The Tamil Nadu verdict conforms to the pattern established since at least 1991, when the two main regional formations have alternated in power, each election bringing a decisive shift. The swing this time has perhaps been stronger than before, with a powerful new ingredient being added to the mix by the brazen nepotism in the family of the incumbent chief minister, M. Karunanidhi. Kalaignar, as he is known in tribute to his literary gifts, first took office as chief minister in 1969 and at 87 has quite possibly contested his last election. He has a legacy that will unfortunately now, be forgotten as the people of Tamil Nadu seek to grapple with his least welcome political bequest: a dysfunctional family, squabbling bitterly over the spoils of office.
Expectations that the United Democratic Front (UDF) that the Congress leads in Kerala would win comfortably, were demolished and the Congress performance in terms of seats won has been decidedly worse than its main coalition partners’. The Muslim League and the Kerala Congress – both junior partners in the UDF – have scored a much greater success rate in seats contested and will almost certainly demand a commensurate share in the allocation of ministerial responsibilities. This does not suggest a smooth course ahead for the UDF ministry that will shortly be sworn in.

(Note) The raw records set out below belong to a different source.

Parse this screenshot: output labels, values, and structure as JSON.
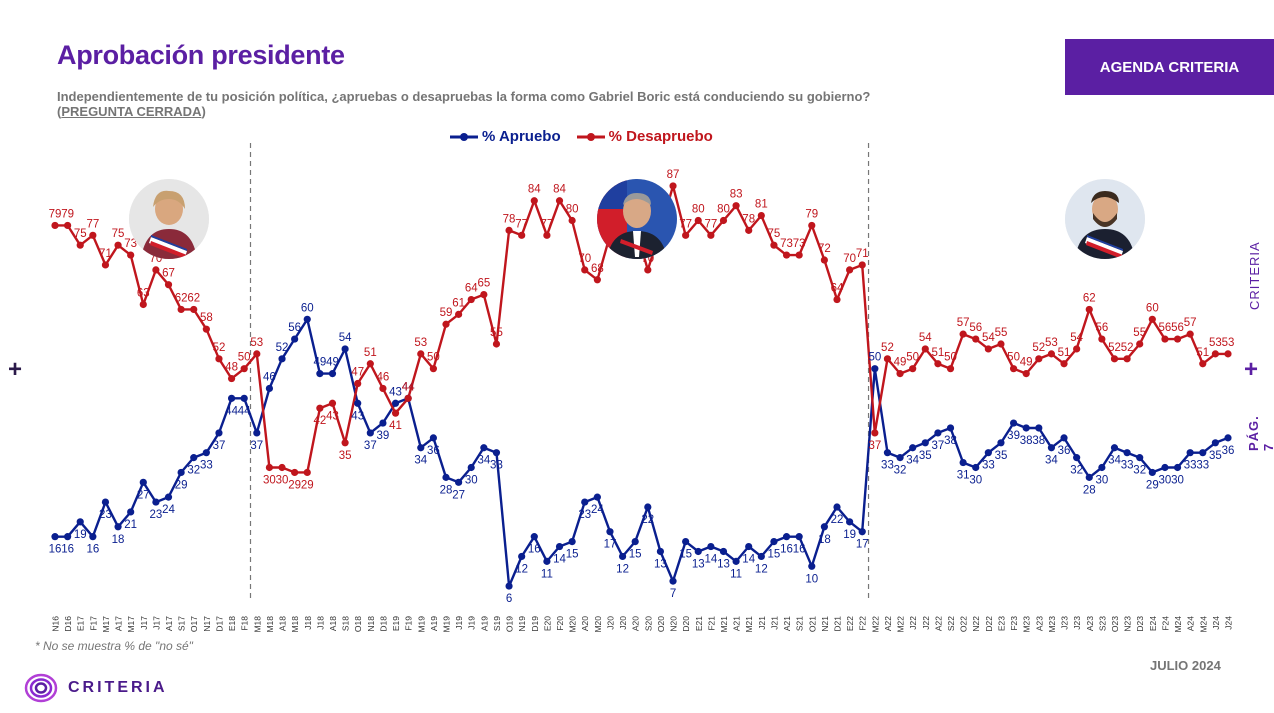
{
  "title": "Aprobación presidente",
  "question": "Independientemente de tu posición política, ¿apruebas o desapruebas la forma como Gabriel Boric está conduciendo su gobierno?",
  "question_tag": "PREGUNTA CERRADA",
  "agenda_label": "AGENDA CRITERIA",
  "footnote": "* No se muestra % de \"no sé\"",
  "date_label": "JULIO 2024",
  "brand": "CRITERIA",
  "page_label": "PÁG. 7",
  "plus_symbol": "+",
  "colors": {
    "accent": "#5b1fa3",
    "approve": "#0a1f8f",
    "disapprove": "#c0161d"
  },
  "icons": {
    "portraits": [
      "president-portrait-1",
      "president-portrait-2",
      "president-portrait-3"
    ],
    "logo": "criteria-logo-icon"
  },
  "chart_data": {
    "type": "line",
    "x": [
      "N16",
      "D16",
      "E17",
      "F17",
      "M17",
      "A17",
      "M17",
      "J17",
      "J17",
      "A17",
      "S17",
      "O17",
      "N17",
      "D17",
      "E18",
      "F18",
      "M18",
      "M18",
      "A18",
      "M18",
      "J18",
      "J18",
      "A18",
      "S18",
      "O18",
      "N18",
      "D18",
      "E19",
      "F19",
      "M19",
      "A19",
      "M19",
      "J19",
      "J19",
      "A19",
      "S19",
      "O19",
      "N19",
      "D19",
      "E20",
      "F20",
      "M20",
      "A20",
      "M20",
      "J20",
      "J20",
      "A20",
      "S20",
      "O20",
      "N20",
      "D20",
      "E21",
      "F21",
      "M21",
      "A21",
      "M21",
      "J21",
      "J21",
      "A21",
      "S21",
      "O21",
      "N21",
      "D21",
      "E22",
      "F22",
      "M22",
      "A22",
      "M22",
      "J22",
      "J22",
      "A22",
      "S22",
      "O22",
      "N22",
      "D22",
      "E23",
      "F23",
      "M23",
      "A23",
      "M23",
      "J23",
      "J23",
      "A23",
      "S23",
      "O23",
      "N23",
      "D23",
      "E24",
      "F24",
      "M24",
      "A24",
      "M24",
      "J24",
      "J24"
    ],
    "series": [
      {
        "name": "% Apruebo",
        "color": "#0a1f8f",
        "values": [
          16,
          16,
          19,
          16,
          23,
          18,
          21,
          27,
          23,
          24,
          29,
          32,
          33,
          37,
          44,
          44,
          37,
          46,
          52,
          56,
          60,
          49,
          49,
          54,
          43,
          37,
          39,
          43,
          44,
          34,
          36,
          28,
          27,
          30,
          34,
          33,
          6,
          12,
          16,
          11,
          14,
          15,
          23,
          24,
          17,
          12,
          15,
          22,
          13,
          7,
          15,
          13,
          14,
          13,
          11,
          14,
          12,
          15,
          16,
          16,
          10,
          18,
          22,
          19,
          17,
          50,
          33,
          32,
          34,
          35,
          37,
          38,
          31,
          30,
          33,
          35,
          39,
          38,
          38,
          34,
          36,
          32,
          28,
          30,
          34,
          33,
          32,
          29,
          30,
          30,
          33,
          33,
          35,
          36
        ]
      },
      {
        "name": "% Desapruebo",
        "color": "#c0161d",
        "values": [
          79,
          79,
          75,
          77,
          71,
          75,
          73,
          63,
          70,
          67,
          62,
          62,
          58,
          52,
          48,
          50,
          53,
          30,
          30,
          29,
          29,
          42,
          43,
          35,
          47,
          51,
          46,
          41,
          44,
          53,
          50,
          59,
          61,
          64,
          65,
          55,
          78,
          77,
          84,
          77,
          84,
          80,
          70,
          68,
          77,
          82,
          79,
          70,
          78,
          87,
          77,
          80,
          77,
          80,
          83,
          78,
          81,
          75,
          73,
          73,
          79,
          72,
          64,
          70,
          71,
          37,
          52,
          49,
          50,
          54,
          51,
          50,
          57,
          56,
          54,
          55,
          50,
          49,
          52,
          53,
          51,
          54,
          62,
          56,
          52,
          52,
          55,
          60,
          56,
          56,
          57,
          51,
          53,
          53
        ]
      }
    ],
    "legend": "top-center",
    "dividers_after": [
      "F18",
      "F22"
    ],
    "grid": false
  }
}
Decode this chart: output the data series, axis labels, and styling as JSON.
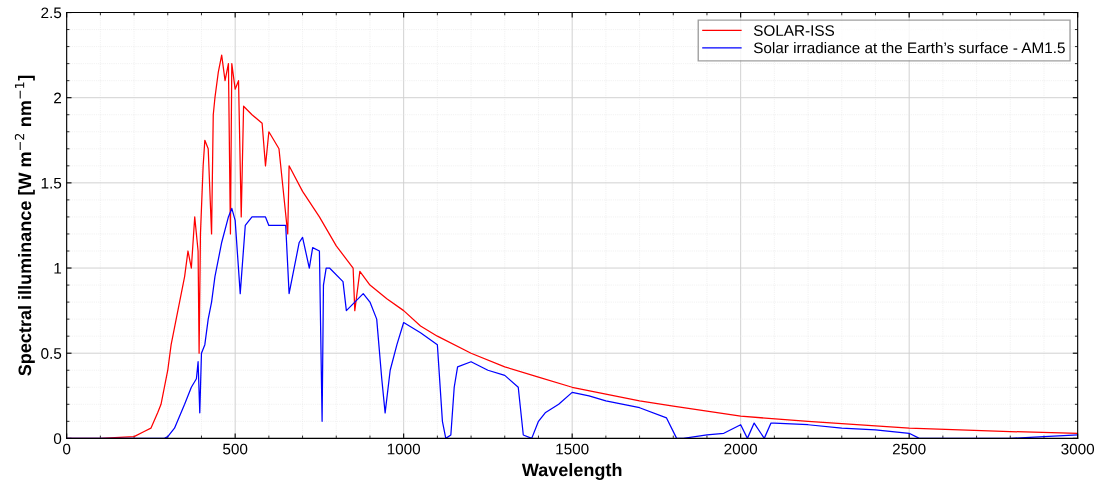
{
  "chart_data": {
    "type": "line",
    "xlabel": "Wavelength",
    "ylabel": "Spectral illuminance [W m$^{−2}$ nm$^{−1}$]",
    "xlim": [
      0,
      3000
    ],
    "ylim": [
      0,
      2.5
    ],
    "xticks": [
      0,
      500,
      1000,
      1500,
      2000,
      2500,
      3000
    ],
    "yticks": [
      0,
      0.5,
      1,
      1.5,
      2,
      2.5
    ],
    "grid": true,
    "legend": "top right",
    "line_style": "solid",
    "marker": "none",
    "series": [
      {
        "name": "SOLAR-ISS",
        "color": "#ff0000",
        "x": [
          0,
          100,
          200,
          230,
          250,
          270,
          280,
          300,
          310,
          320,
          335,
          350,
          360,
          370,
          380,
          390,
          393,
          397,
          405,
          410,
          420,
          430,
          435,
          440,
          450,
          460,
          470,
          480,
          486,
          490,
          500,
          510,
          518,
          525,
          550,
          580,
          590,
          600,
          630,
          656,
          660,
          700,
          750,
          800,
          850,
          855,
          870,
          900,
          950,
          1000,
          1050,
          1100,
          1200,
          1300,
          1400,
          1500,
          1600,
          1700,
          1800,
          2000,
          2200,
          2500,
          2800,
          3000
        ],
        "values": [
          0,
          0,
          0.01,
          0.04,
          0.06,
          0.15,
          0.2,
          0.4,
          0.55,
          0.65,
          0.8,
          0.95,
          1.1,
          1.0,
          1.3,
          1.1,
          0.5,
          1.2,
          1.6,
          1.75,
          1.7,
          1.2,
          1.9,
          2.0,
          2.15,
          2.25,
          2.1,
          2.2,
          1.2,
          2.2,
          2.05,
          2.1,
          1.3,
          1.95,
          1.9,
          1.85,
          1.6,
          1.8,
          1.7,
          1.2,
          1.6,
          1.45,
          1.3,
          1.13,
          1.0,
          0.75,
          0.98,
          0.9,
          0.82,
          0.75,
          0.66,
          0.6,
          0.5,
          0.42,
          0.36,
          0.3,
          0.26,
          0.22,
          0.19,
          0.13,
          0.1,
          0.06,
          0.04,
          0.03
        ]
      },
      {
        "name": "Solar irradiance at the Earth’s surface - AM1.5",
        "color": "#0000ff",
        "x": [
          0,
          290,
          300,
          320,
          350,
          370,
          385,
          390,
          395,
          400,
          410,
          420,
          430,
          440,
          460,
          480,
          490,
          500,
          515,
          530,
          550,
          590,
          600,
          650,
          660,
          690,
          700,
          720,
          730,
          750,
          758,
          762,
          770,
          780,
          820,
          830,
          880,
          900,
          920,
          935,
          945,
          960,
          980,
          1000,
          1050,
          1100,
          1115,
          1125,
          1140,
          1150,
          1160,
          1200,
          1250,
          1300,
          1340,
          1355,
          1380,
          1400,
          1420,
          1460,
          1500,
          1550,
          1600,
          1700,
          1780,
          1810,
          1830,
          1900,
          1950,
          2000,
          2020,
          2040,
          2060,
          2070,
          2090,
          2100,
          2200,
          2300,
          2400,
          2500,
          2530,
          2550,
          2800,
          2900,
          3000
        ],
        "values": [
          0,
          0,
          0.01,
          0.06,
          0.2,
          0.3,
          0.35,
          0.45,
          0.15,
          0.5,
          0.55,
          0.7,
          0.8,
          0.95,
          1.15,
          1.3,
          1.35,
          1.28,
          0.85,
          1.25,
          1.3,
          1.3,
          1.25,
          1.25,
          0.85,
          1.15,
          1.18,
          1.0,
          1.12,
          1.1,
          0.1,
          0.9,
          1.0,
          1.0,
          0.92,
          0.75,
          0.85,
          0.8,
          0.7,
          0.35,
          0.15,
          0.4,
          0.55,
          0.68,
          0.62,
          0.55,
          0.1,
          0.0,
          0.02,
          0.3,
          0.42,
          0.45,
          0.4,
          0.37,
          0.3,
          0.02,
          0.0,
          0.1,
          0.15,
          0.2,
          0.27,
          0.25,
          0.22,
          0.18,
          0.12,
          0.0,
          0.0,
          0.02,
          0.03,
          0.08,
          0.0,
          0.09,
          0.03,
          0.0,
          0.09,
          0.09,
          0.08,
          0.06,
          0.05,
          0.03,
          0.0,
          0.0,
          0.0,
          0.01,
          0.02
        ]
      }
    ]
  }
}
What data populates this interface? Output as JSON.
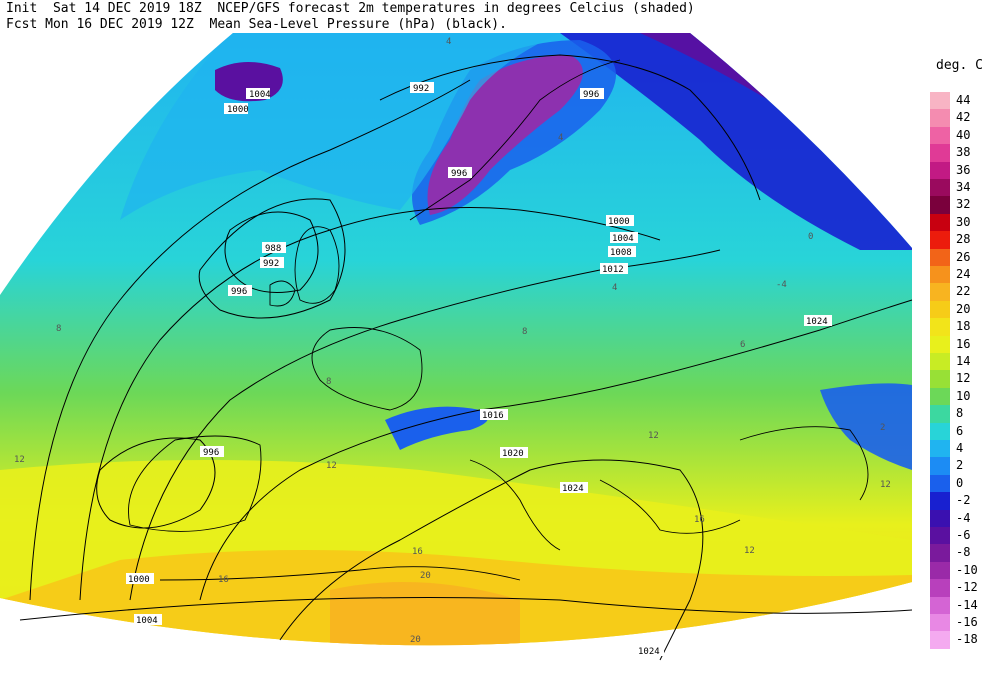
{
  "header": {
    "line1": "Init  Sat 14 DEC 2019 18Z  NCEP/GFS forecast 2m temperatures in degrees Celcius (shaded)",
    "line2": "Fcst Mon 16 DEC 2019 12Z  Mean Sea-Level Pressure (hPa) (black)."
  },
  "legend": {
    "title": "deg. C",
    "entries": [
      {
        "label": "44",
        "color": "#f8b4c4"
      },
      {
        "label": "42",
        "color": "#f48cb0"
      },
      {
        "label": "40",
        "color": "#ee62a4"
      },
      {
        "label": "38",
        "color": "#e03a96"
      },
      {
        "label": "36",
        "color": "#c21a84"
      },
      {
        "label": "34",
        "color": "#9a0a5e"
      },
      {
        "label": "32",
        "color": "#7a003c"
      },
      {
        "label": "30",
        "color": "#c80010"
      },
      {
        "label": "28",
        "color": "#ec1c0c"
      },
      {
        "label": "26",
        "color": "#f26418"
      },
      {
        "label": "24",
        "color": "#f6921c"
      },
      {
        "label": "22",
        "color": "#f8b420"
      },
      {
        "label": "20",
        "color": "#f6cc18"
      },
      {
        "label": "18",
        "color": "#f2e41a"
      },
      {
        "label": "16",
        "color": "#e8f01c"
      },
      {
        "label": "14",
        "color": "#c8ec24"
      },
      {
        "label": "12",
        "color": "#98e036"
      },
      {
        "label": "10",
        "color": "#6cd858"
      },
      {
        "label": "8",
        "color": "#3cd8a0"
      },
      {
        "label": "6",
        "color": "#28d4d8"
      },
      {
        "label": "4",
        "color": "#20b4f0"
      },
      {
        "label": "2",
        "color": "#1c8cf4"
      },
      {
        "label": "0",
        "color": "#1a60ec"
      },
      {
        "label": "-2",
        "color": "#1820d0"
      },
      {
        "label": "-4",
        "color": "#3a10b0"
      },
      {
        "label": "-6",
        "color": "#5a10a0"
      },
      {
        "label": "-8",
        "color": "#7a1a9c"
      },
      {
        "label": "-10",
        "color": "#9a2aa8"
      },
      {
        "label": "-12",
        "color": "#b840bc"
      },
      {
        "label": "-14",
        "color": "#d464d4"
      },
      {
        "label": "-16",
        "color": "#e888e4"
      },
      {
        "label": "-18",
        "color": "#f4aaf0"
      }
    ]
  },
  "map": {
    "colors": {
      "outline": "#000000",
      "contour": "#000000",
      "isotherm": "#808080"
    },
    "pressure_labels": [
      "992",
      "1004",
      "1000",
      "996",
      "996",
      "1000",
      "1004",
      "1008",
      "1012",
      "1024",
      "988",
      "992",
      "996",
      "1016",
      "1020",
      "1024",
      "996",
      "1000",
      "1004",
      "1024"
    ],
    "temperature_labels": [
      "4",
      "8",
      "12",
      "16",
      "20",
      "2",
      "0",
      "6",
      "-2",
      "-4"
    ]
  }
}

It is only in Assam, where it won an unprecedented majority of over two-thirds of the seats at stake, that the Congress did itself some credit. Its main opponents, the BJP and the Asom Gano Parishad, were once allies in state politics, but this time managed to fight each other to a state of paralysis by their brazen over-use of the xenophobia card in a state where the issue of illegal migrants has always been politically touchy.
The BJP which once showed the conceit of actually seeking to spread its roots into Tamil Nadu, Assam and West Bengal, contested several of the 800 odd seats that were at stake, allowing its ambition to overwhelm rational calculation. Nobody quite knows how many seats it contested, which is an eloquent comment on its ambition, rapidly evaporating, of being the sole and singular representative party of a true Indian sense of nationality. What is germane here, is that the number of seats the BJP has won will not touch the double-digit figure.
The 2011 assembly elections underline further that the BJP will remain narrowly based in its geographical spread, since minority baiting, the key to its dominance in the few states it governs, is precisely what drives potential partners away in other parts of the country.